The Creature From The Black Lagoon and its sequels would be the last of the original Universal Monsters movies. The Gill-Man, played jointly by Ben Chapman and Ricou Browning, would also be one of the most complex costumes of those monster movies.
Gill-Man’s look and physical costume were the combined work of Millicent Patrick, Bud Westmore, and his team, who succeeded Jack Pierce as Universal’s make-up artist. The original Creature was designed to be streamlined like an eel and have feminine qualities. Even though Westmore got sole credit, Patrick would approve the design we know and love today. The costume had to be made for both Chapman and Browning and had to be adaptable to either land or water. The total cost to make the suit was $15,000.
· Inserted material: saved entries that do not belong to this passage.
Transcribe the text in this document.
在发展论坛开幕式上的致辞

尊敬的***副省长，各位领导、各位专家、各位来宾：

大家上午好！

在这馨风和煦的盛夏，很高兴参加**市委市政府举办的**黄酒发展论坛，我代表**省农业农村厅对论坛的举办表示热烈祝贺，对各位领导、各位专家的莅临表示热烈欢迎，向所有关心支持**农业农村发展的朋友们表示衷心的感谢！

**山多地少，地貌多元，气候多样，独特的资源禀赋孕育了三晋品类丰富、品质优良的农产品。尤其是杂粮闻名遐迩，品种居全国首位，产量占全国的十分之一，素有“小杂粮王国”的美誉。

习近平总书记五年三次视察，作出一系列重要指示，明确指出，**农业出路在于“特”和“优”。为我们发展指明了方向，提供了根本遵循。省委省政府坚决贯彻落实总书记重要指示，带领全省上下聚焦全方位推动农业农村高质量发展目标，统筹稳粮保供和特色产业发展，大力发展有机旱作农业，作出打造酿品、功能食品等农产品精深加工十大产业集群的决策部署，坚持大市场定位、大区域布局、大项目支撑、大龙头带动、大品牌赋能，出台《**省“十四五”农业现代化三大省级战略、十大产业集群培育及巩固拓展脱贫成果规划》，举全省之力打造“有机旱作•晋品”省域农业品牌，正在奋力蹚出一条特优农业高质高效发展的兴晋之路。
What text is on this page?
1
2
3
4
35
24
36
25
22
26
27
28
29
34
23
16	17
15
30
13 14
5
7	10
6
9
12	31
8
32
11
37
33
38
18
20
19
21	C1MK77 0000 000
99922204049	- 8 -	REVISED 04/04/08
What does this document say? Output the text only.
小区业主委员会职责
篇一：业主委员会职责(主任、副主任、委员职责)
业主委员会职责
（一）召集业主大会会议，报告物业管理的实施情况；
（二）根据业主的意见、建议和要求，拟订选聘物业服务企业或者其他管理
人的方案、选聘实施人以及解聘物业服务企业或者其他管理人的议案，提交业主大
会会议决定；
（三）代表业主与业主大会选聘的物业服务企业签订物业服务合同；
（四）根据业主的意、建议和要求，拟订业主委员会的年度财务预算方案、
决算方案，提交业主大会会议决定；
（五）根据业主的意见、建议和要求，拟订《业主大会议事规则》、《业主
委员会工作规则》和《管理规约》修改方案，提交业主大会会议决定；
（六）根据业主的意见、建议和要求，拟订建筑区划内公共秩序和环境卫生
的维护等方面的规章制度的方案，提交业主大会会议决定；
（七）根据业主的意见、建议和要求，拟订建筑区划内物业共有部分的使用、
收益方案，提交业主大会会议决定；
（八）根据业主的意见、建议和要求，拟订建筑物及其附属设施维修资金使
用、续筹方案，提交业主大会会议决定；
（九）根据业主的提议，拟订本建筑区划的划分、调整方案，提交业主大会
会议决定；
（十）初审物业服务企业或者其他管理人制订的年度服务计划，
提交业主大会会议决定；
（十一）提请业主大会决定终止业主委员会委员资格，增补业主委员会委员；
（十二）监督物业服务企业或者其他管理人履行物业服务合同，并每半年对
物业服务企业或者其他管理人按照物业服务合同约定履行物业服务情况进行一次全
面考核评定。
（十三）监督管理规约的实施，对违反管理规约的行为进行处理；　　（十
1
Ben Chapman would put on a body stocking and the scales, made of rubber, were glued on to the body stocking. The process of application and removal would take up to three hours a turn. Because it was a solid suit, except for the head, hands and feet, Chapman could not sit or bend so he would have to lay down in the backlot to rest and keep cool between takes. The masks had to be made to size for each actor so molds of their heads were made. The eyes of the mask were narrow and did not provide much peripheral vision which resulted in Julie Adams taking a bump during one of the cave scenes after Chapman inadvertently carried her too close to some rock wall scenery. He did not know it happened until Adams screamed, started to move in his arms and the crew yelled cut and rushed in to treat her. In order to get the proper effect of Gill-Man “gliding” on land, attached to Chapman’s feet so he dragged himself as he walked.
Ricou Browning’s suit was more flexible than Chapman’s as he needed to be able to swim in it. The crew recommended that Browning wear goggles but he refused saying if water got into the suit, there would not be a way to get it out. Therefore, the eyes were left open and Browning swam without goggles. He was provided a hose so he could breathe air as needed during his underwater scenes. While Chapman’s costume was a moss green, Browning’s was a yellowish color to help with lighting and shadows underwater. He would be the only actor to play Gill-Man in all three movies.
In Revenge of the Creature, the head is rounder and wider. The eyes were wider and the lips were fuller. For the film’s final installment, The Creature Walks Among Us, Gill-Man is more of a pseudo-human than an amphibious creature with scales. He is smoother and even wears human clothes. Gill-Man on land in Revenge and The Creature Walks Among Us is played by Tom Hennesy and Don Megowan, respectively.
Gill-Man has scared us, thrilled us and even made us ecologically aware for over sixty years through film, games and merchandise. His looks may have changed, but his impact will remain the same forever.